— Вы наговариваете на себя, голубчик, — успокаивающе проговорил Матвеич, начиная кое-что прозревать. Но пылающий мрак в глазах Грега не затихал.
— Вот только мне не нужна была ложь, а я обманул. Я вырвал из ее тела кусок любви, и не раскаиваюсь, не думайте. Я так ее желал, я был все время так голоден без нее, что, наверное, сделал бы еще что-то похуже. Я бы на все пошел. Потому что уже не мог… и обманул, взял обманом… Если бы кто-то посмел так обойтись со мной, я бы ни за что не простил, и она не простит. Ведь, нет?
Матвеич снова прижал его горящую голову к своей сухой ладони и мягко провел ей по спутанным смоляным волосам.
— Ну полно, что вы… вы-то, конечно, нет, а Евгения Пална — все ж таки женщина, а женский пол, он знаете, жалостный.
— Да что вы? — будто бы удивляясь, обронил Грег. — Вашими представлениями о женщинах, Поликарп Матвеич я могу восхищаться, но, простите, доверять им не в состоянии. Вы же… Просто вы ничуть не изменились. И по-прежнему видите нас лучше, чем мы есть. И Жекки, и меня. В первую очередь — меня. Ведь сегодня я даже не тот, каким был тогда… в тот день, на пароходе, помните? — Матвеич покачал головой, но не ответил. — И все, что я потом делал отнюдь не приближало меня к совершенству, поверьте. Скорее, наоборот. И однако же вы…
— Это все пустое, лишнее… — попытался прервать его Поликарп Матвеич.
— Вы снова, впустили меня к себе, — как будто не замечая его слов, продолжил Грег, — хотя и до вас наверняка доходили кое-какие сплетни на мой счет. Например, будто я ограбил кассу кредитного общества в Тифлисе, пустил по миру несколько почтенных семейств да еще обналичил фальшивых векселей на полмиллиона? Нет? Ну, а про мою дуэль с Вьюжиным два года назад? Я же убил, и говорят, что убил прехладнокровно, что Вьюжин был отвергнутым женихом девушки, на которой я так и не женился. Нарочно, из злобы, чтобы оставить навек безутешной. Какаво, а? Не может быть, чтобы вы всего этого не слыхали? Об этом судачили все кому ни лень, и на этой-то романтической почве я сделался здесь весьма популярен. В мою честь у вашего предводителя закатывали превосходные обеды… — Сдерживая недовольство и не зная как унять Голубка, Матвеич продолжал упорно молчать. Ему было совсем не до шуток. — Но хуже всего то, — продолжил Голубок, — что все эти сплетни не так уж далеки от истины. Я бы с удовольствием рассказал вам много такого, отчего ваше мнение на мой счет… А впрочем, нет, сейчас это, в самом деле, лишнее. Мы ведь не о том… я вам совсем не то хотел сказать, Поликарп Матвеич. Сбился, зачем-то заговорил о прощении. Но, если вдуматься, на кой черт мне чье-то прощение? Даже ее? Это же смешно…

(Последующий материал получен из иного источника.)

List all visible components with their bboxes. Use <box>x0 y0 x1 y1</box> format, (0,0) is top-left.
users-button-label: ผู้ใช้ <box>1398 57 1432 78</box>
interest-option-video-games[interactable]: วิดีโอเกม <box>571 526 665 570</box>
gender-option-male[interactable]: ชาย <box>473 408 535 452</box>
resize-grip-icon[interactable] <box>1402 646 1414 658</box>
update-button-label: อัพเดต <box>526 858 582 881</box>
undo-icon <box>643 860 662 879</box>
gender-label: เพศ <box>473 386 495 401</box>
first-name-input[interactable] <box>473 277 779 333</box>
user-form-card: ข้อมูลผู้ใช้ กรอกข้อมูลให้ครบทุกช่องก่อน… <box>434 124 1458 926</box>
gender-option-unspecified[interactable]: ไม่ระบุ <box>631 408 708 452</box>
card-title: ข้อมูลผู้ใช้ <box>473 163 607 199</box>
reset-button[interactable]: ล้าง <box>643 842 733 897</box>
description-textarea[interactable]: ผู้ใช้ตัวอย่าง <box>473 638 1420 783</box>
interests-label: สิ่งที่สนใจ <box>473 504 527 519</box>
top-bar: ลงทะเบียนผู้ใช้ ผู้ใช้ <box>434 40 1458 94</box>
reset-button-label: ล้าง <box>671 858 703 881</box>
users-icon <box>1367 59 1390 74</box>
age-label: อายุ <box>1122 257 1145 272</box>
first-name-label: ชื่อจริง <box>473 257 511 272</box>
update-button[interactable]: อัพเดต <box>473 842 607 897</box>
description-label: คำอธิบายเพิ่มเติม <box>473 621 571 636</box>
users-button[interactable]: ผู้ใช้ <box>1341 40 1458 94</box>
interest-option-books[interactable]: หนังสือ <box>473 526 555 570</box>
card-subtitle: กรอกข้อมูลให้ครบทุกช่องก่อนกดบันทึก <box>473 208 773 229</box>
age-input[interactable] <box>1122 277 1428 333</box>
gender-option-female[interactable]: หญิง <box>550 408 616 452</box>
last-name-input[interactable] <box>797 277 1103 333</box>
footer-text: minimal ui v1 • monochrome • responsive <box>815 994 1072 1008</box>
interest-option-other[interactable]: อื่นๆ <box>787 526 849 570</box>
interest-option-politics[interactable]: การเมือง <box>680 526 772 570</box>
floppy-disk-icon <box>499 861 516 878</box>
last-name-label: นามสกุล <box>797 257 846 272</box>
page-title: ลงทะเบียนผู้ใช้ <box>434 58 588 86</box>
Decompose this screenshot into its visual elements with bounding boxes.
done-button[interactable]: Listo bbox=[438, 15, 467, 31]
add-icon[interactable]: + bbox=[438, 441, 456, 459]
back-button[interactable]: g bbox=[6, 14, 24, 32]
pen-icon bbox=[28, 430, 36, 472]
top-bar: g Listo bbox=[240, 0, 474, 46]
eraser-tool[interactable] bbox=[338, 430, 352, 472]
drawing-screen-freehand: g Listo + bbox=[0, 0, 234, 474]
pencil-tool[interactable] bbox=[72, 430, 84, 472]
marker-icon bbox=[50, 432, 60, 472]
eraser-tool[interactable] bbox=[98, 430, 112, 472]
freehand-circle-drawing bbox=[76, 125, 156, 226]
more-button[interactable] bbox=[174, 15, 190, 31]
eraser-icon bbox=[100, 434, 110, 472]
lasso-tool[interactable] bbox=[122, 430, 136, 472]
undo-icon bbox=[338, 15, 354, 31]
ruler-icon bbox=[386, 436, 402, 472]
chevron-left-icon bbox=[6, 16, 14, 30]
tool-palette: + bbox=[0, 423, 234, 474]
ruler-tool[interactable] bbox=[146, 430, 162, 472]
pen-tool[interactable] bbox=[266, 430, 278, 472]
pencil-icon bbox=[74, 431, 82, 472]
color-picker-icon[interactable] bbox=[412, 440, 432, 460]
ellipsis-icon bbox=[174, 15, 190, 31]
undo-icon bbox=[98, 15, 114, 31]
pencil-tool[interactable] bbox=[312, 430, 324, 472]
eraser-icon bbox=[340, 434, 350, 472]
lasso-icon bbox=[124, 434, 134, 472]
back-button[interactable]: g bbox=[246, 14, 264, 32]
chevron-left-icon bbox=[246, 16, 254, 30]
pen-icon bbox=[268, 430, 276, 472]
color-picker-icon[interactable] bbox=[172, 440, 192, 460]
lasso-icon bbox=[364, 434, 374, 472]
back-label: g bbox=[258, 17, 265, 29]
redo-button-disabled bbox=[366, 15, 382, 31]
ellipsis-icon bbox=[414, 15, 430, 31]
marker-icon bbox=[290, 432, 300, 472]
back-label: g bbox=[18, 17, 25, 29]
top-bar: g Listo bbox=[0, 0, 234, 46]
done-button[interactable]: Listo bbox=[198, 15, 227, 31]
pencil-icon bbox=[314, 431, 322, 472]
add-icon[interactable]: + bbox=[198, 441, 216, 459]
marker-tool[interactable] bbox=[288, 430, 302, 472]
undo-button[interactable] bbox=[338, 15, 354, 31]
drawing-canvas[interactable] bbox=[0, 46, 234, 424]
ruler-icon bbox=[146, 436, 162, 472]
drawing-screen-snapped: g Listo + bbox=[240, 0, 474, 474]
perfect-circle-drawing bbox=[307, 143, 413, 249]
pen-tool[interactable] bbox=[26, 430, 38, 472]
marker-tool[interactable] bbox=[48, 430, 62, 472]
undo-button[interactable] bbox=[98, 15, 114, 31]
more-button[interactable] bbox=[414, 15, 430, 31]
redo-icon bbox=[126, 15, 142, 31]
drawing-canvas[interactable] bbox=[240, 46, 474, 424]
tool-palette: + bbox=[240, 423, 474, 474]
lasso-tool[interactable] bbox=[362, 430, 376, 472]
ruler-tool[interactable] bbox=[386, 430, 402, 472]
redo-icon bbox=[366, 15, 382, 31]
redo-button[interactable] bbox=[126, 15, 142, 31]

Голубок поднял глаза. Всполохи мрака, замиравшие в них, когда он начинал усмехаться чему-то, немедленно вспыхивали разящим огнем, едва он замолкал или возвращался к неустранимой в нем, единственной мысли. Эта мысль, вернее, неотступное ощущение, видимо, было столь непривычно для самого Голубка, столь изматывающе, что он не мог больше управлять им. Оно рвалось вон вопреки волевым преградам, выдавая себя. Взглянув на его отливающее холодной бронзой лицо, Матвеич наконец за какую-то долю секунды понял, зачем пришел Голубок. Почему его бойцовская, точно срощенная из стальных мускул рука, сопротивляется, вздрагивает, но никак не может отпустить от себя его сморщенную, изъеденную мозолями, ладонь.
— Я хочу совсем другого, хочу как прежде, — заговорил Голубок, опять как будто торопясь сказать нечто такое, что ни повторить, ни вспомнить потом будет невозможно. — Ничего не изменилось для меня, потому что я… она стала моей…
— Полноте, — смягчая словами непрошенную хрипоту в голосе, перебил Матвеич. — Вы не могли бы этого сделать помимо ее воли. Моя сударушка, смею уверить, не та особа, что дозволит собой помыкать.
— И вы не ошибаетесь, но… я же сказал, что обманул ее, я заставил… Она думала, что я — ее Серый, и я… я уверил ее в этом, и добился… А потом признался, что обманул, рассказал ей про Аболешева и…
— Ну зачем же, голубчик. Зачем же вы это сделали?
— Затем, что ложь — это дурно, как мне внушали, помниться, в свое время вы, дорогой Поликарп Матвеич. А еще затем, что… она не захотела остаться со мной, и… я, ей Богу, не понимаю, почему я стерпел, не порвал с ней тотчас, не умер от той пытки, которую она причинила… но я сделал лучше. Я ей все рассказал, и она сама чуть не испустила дух у меня на руках, узнав что-то похожее. Что-то подобное тому, отчего я не мог избавить себя. И тогда…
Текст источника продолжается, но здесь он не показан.